If this is the approach we take, then our claims about what is "real" in the social realm will be more modest that some have thought. We will understand that there are real social processes, mechanisms, and powers; that they derive from the actions and agency of actors; and that these processes can be traced out through fairly direct sociological and historical research. And we will understand too that claims about the reality of "capitalism", the world financial system, or fascism are to be understood less weightily than they first appear. Capitalism exists in a time and place; but it is understood to be an ensemble of relations and actions by the people of the time. It is not a "thing" in the way that deoxyribonucleic acid is a thing.

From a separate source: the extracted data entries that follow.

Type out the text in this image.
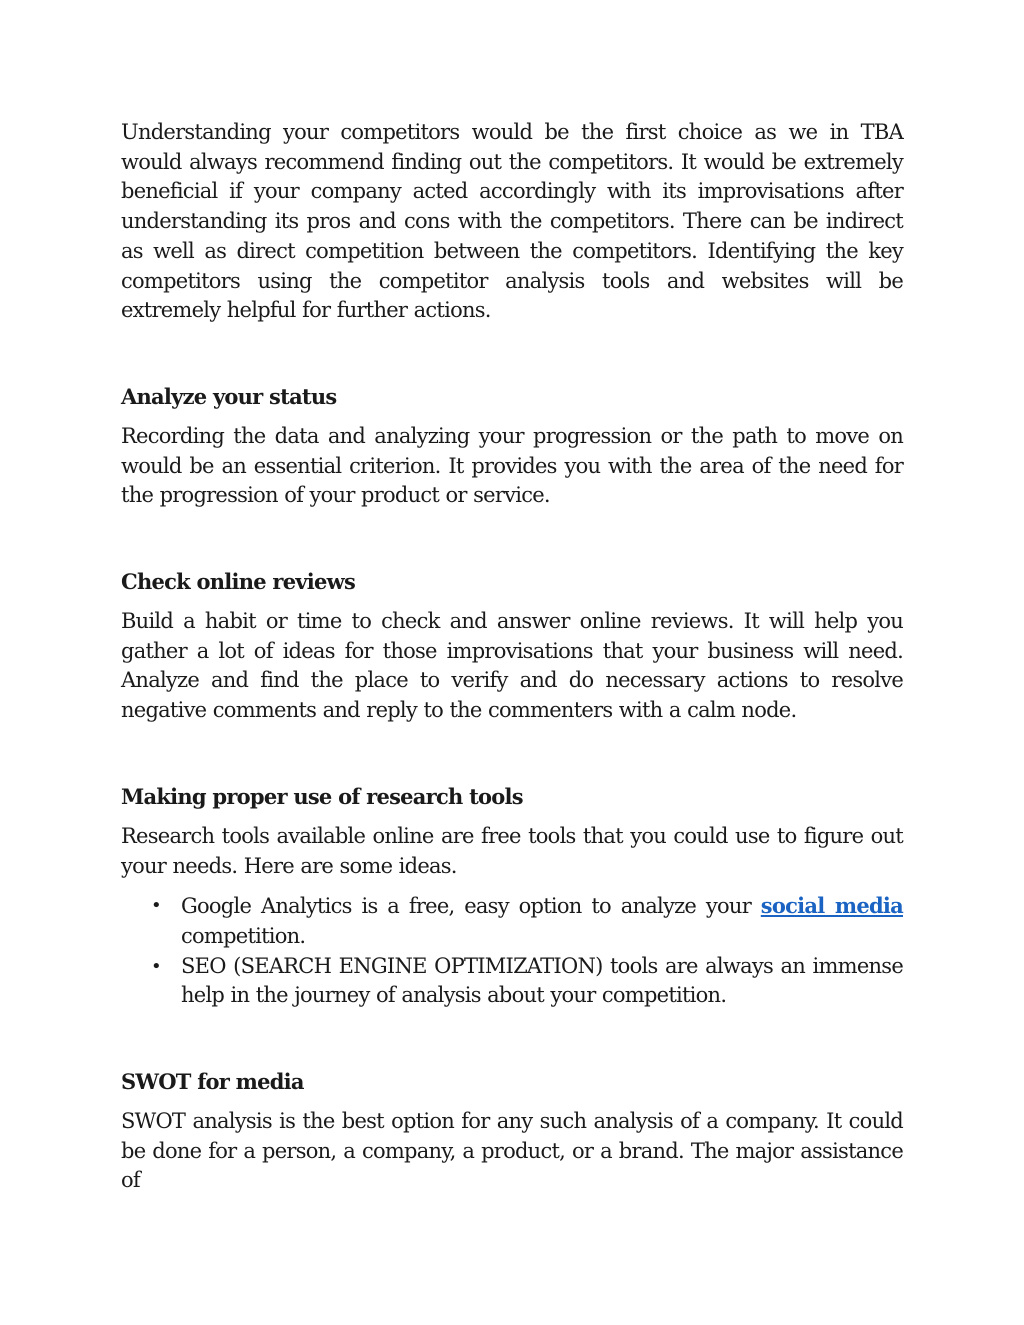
Understanding your competitors would be the first choice as we in TBA would always recommend finding out the competitors. It would be extremely beneficial if your company acted accordingly with its improvisations after understanding its pros and cons with the competitors. There can be indirect as well as direct competition between the competitors. Identifying the key competitors using the competitor analysis tools and websites will be extremely helpful for further actions.

Analyze your status

Recording the data and analyzing your progression or the path to move on would be an essential criterion. It provides you with the area of the need for the progression of your product or service.

Check online reviews

Build a habit or time to check and answer online reviews. It will help you gather a lot of ideas for those improvisations that your business will need. Analyze and find the place to verify and do necessary actions to resolve negative comments and reply to the commenters with a calm node.

Making proper use of research tools

Research tools available online are free tools that you could use to figure out your needs. Here are some ideas.

• Google Analytics is a free, easy option to analyze your social media competition.
• SEO (SEARCH ENGINE OPTIMIZATION) tools are always an immense help in the journey of analysis about your competition.
SWOT for media

SWOT analysis is the best option for any such analysis of a company. It could be done for a person, a company, a product, or a brand. The major assistance of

These thoughts should perhaps lead us to consider that the topic of realism is less important in sociology, political science, and economics than it might appear to be. Social scientists have every reason to be realist about the actions, relations, and interactions of individuals. They are justified in thinking that the practices of education and socialization that bring children to adulthood are "real" and can be empirically investigated. And they are justified in observing that there are higher-order configurations of action, power, and social relationship that are "real", insofar as they are present in the activities of the individuals who constitute them and they possess some stable characteristics over time. In other words, social scientists are justified in postulating the social reality of the social processes and institutions that they postulate and investigate. But this is a very weak and qualified conception of realism, and it suggests a fairly weak social ontology.
It will be noted that this conclusion is somewhat in tension with the argument I offered in the prior post on "flat social ontology". That's the virtue and the challenge of open-source philosophy: conclusions and arguments shift over time.